Artanish 9: Typische Befunde und Funde für die frühbronzezeitliche Kura-Araxes-Phase. Links: Lehmherd (Trench A); Mitte: schwarzpoliertes Gefäß (Trench A); rechts: Miniaturrad eines Wagenmodells (Trench B).

Artanish 9: Typische Befunde und Funde für die frühbronzezeitliche Kura-Araxes-Phase. Links: Lehmherd (Trench A); Mitte: schwarzpoliertes Gefäß (Trench A); rechts: Miniaturrad eines Wagenmodells (Trench B).

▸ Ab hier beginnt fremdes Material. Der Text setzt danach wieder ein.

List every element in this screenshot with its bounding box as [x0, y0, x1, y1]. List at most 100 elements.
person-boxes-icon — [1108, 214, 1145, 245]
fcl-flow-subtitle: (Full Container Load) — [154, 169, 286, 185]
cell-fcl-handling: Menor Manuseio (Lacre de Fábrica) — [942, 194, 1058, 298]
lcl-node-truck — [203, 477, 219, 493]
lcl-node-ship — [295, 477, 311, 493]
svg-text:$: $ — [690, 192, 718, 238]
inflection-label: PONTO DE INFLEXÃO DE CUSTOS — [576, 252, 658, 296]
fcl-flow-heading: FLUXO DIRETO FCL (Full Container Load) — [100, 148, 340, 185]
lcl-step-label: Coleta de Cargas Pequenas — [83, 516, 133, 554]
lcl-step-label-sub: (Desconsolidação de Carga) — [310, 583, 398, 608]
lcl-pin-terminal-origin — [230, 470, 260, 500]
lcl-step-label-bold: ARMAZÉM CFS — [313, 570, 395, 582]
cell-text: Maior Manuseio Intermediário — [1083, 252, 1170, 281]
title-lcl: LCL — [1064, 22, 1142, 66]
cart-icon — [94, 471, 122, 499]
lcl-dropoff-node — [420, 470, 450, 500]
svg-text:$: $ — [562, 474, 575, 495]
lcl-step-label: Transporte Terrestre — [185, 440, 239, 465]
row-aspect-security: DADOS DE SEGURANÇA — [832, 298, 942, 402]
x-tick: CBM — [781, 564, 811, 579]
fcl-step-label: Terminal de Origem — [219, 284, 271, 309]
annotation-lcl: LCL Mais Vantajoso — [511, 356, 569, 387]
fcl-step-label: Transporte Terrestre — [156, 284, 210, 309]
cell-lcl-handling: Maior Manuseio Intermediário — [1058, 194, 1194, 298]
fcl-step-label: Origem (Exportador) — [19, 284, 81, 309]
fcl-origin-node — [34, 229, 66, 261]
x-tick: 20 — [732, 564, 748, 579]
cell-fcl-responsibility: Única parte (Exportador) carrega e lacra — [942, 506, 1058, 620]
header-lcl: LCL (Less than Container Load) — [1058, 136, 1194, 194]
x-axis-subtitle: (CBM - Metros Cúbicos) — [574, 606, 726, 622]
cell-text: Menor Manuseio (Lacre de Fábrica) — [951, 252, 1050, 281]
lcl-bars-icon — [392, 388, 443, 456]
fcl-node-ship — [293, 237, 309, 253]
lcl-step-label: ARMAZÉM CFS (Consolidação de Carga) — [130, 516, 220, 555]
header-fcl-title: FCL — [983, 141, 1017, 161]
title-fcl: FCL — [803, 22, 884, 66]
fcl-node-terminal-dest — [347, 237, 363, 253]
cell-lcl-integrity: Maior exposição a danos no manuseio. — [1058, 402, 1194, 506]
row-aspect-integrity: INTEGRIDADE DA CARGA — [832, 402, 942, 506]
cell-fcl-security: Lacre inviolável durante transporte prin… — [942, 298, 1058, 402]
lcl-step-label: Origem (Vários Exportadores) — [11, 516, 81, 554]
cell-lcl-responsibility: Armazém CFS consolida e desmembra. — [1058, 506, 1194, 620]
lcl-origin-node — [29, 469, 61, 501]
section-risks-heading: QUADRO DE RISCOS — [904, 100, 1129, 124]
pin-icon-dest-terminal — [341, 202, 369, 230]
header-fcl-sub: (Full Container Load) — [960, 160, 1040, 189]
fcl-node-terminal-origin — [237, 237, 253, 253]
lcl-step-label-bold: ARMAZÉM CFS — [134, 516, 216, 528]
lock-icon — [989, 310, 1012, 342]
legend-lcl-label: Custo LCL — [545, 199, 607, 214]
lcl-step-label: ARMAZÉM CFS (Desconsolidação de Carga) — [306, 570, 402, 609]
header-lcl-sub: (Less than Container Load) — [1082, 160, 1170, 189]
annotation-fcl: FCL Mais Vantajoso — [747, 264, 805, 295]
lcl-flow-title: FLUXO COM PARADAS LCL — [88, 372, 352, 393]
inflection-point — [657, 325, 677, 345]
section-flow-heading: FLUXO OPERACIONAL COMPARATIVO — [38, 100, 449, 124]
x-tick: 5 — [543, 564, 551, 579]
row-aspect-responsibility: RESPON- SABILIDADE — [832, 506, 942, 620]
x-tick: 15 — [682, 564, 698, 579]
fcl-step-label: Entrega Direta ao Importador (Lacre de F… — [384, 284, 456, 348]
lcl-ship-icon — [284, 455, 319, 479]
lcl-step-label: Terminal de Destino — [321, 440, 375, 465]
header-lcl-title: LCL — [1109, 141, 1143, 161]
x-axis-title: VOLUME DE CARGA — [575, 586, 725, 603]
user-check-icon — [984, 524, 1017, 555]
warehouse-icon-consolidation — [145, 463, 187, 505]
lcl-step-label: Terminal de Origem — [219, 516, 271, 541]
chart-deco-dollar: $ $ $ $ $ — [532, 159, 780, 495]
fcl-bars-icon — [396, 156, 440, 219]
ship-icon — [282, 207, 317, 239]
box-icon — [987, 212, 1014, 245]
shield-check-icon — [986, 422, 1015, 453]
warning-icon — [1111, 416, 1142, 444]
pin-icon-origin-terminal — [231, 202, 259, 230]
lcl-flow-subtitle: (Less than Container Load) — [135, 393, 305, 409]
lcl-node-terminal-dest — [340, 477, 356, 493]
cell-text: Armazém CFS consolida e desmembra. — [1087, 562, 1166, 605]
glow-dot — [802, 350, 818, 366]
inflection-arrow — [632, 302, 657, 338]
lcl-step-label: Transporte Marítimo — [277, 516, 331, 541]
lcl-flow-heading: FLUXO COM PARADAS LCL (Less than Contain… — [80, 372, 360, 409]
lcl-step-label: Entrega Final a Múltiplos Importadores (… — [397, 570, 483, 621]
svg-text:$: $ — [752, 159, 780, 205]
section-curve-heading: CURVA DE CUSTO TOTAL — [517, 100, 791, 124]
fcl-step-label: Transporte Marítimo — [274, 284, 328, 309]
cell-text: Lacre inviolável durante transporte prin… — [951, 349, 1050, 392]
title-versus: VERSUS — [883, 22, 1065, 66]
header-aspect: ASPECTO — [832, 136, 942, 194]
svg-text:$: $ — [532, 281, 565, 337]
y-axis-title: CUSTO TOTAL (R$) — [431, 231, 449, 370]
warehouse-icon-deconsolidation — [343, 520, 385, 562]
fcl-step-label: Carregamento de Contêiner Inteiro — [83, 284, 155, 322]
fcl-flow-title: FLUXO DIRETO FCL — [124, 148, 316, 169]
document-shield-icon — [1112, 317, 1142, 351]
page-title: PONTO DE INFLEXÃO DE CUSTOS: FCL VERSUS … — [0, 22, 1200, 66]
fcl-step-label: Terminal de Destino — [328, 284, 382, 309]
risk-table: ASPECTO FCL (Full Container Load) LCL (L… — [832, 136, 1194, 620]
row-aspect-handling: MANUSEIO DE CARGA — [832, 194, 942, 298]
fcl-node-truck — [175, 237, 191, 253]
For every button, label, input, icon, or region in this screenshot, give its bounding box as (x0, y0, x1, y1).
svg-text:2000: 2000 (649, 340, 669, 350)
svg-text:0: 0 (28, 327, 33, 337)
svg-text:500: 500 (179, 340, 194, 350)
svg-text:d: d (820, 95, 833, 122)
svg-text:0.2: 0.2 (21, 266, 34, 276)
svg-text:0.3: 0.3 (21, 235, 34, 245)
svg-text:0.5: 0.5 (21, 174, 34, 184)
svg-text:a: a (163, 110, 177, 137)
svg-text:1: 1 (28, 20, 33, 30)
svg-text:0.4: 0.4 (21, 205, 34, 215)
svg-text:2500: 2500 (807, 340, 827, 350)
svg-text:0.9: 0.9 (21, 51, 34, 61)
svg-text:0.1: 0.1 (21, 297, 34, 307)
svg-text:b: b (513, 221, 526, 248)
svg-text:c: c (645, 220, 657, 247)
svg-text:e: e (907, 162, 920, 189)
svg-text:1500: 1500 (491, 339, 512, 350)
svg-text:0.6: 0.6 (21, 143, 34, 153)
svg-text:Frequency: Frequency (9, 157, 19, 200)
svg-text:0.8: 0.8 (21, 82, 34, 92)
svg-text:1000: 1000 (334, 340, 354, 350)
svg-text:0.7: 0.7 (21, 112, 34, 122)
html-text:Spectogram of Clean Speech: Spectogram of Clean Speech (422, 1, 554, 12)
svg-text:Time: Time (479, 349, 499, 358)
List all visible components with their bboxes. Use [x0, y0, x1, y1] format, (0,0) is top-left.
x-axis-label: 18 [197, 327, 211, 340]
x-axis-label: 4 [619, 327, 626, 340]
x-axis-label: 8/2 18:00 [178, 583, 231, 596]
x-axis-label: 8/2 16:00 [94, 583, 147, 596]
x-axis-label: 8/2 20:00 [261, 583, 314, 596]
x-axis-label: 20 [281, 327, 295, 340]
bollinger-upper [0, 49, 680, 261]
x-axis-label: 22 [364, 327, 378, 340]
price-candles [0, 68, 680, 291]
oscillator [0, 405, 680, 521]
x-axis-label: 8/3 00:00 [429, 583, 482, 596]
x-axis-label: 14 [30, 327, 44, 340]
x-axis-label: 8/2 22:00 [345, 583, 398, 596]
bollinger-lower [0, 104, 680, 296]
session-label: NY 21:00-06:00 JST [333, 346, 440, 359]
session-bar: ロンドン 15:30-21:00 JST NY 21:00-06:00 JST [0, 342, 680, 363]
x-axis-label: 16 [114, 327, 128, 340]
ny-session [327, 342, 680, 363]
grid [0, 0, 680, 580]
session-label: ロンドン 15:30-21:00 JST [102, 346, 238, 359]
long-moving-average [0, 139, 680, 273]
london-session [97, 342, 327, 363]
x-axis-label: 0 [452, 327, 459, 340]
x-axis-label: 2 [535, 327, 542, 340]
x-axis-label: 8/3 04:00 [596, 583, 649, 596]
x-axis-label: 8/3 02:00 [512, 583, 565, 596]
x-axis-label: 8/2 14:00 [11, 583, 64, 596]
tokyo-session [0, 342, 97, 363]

Für den Fundort Artanish 9 lässt sich somit bereits nach einer Ausgrabungskampagne feststellen, dass der gesamte Siedlungshügel wohl eine – bis auf wenige rezente Strukturen – einphasige Siedlung aus der Frühbronzezeit darstellt. Sämtliche 14C-Ergebnisse von Knochen- und Holzkohlematerial zeigen einen eng begrenzten zeitlichen Rahmen von ca. 2800–2600 v. Chr. für alle drei untersuchten Gebäude an (MAMS 52771–52780 [2σ]) und stellen somit eine in der Region bisher einzigartige Fundstelle der Spätphase der Frühbronzezeit dar. Vorläufige archäobiologische Untersuchungen legen nahe, dass die Bewohner von Artanish  9 vorwiegend auf Ackerbau und Viehzucht spezialisiert waren (Getreide, Schaf, Ziege, Schwein), aber auch die Jagd (Hirschknochen) praktizierten. Die Arbeiten im Sommer 2022 werden eine Konkretisierung der Interpretation des Fundplatzes erlauben und zum dringend notwendigen Verständnis des „Kura-Araxes-Phänomens“ (Marro et al. 2014) beitragen.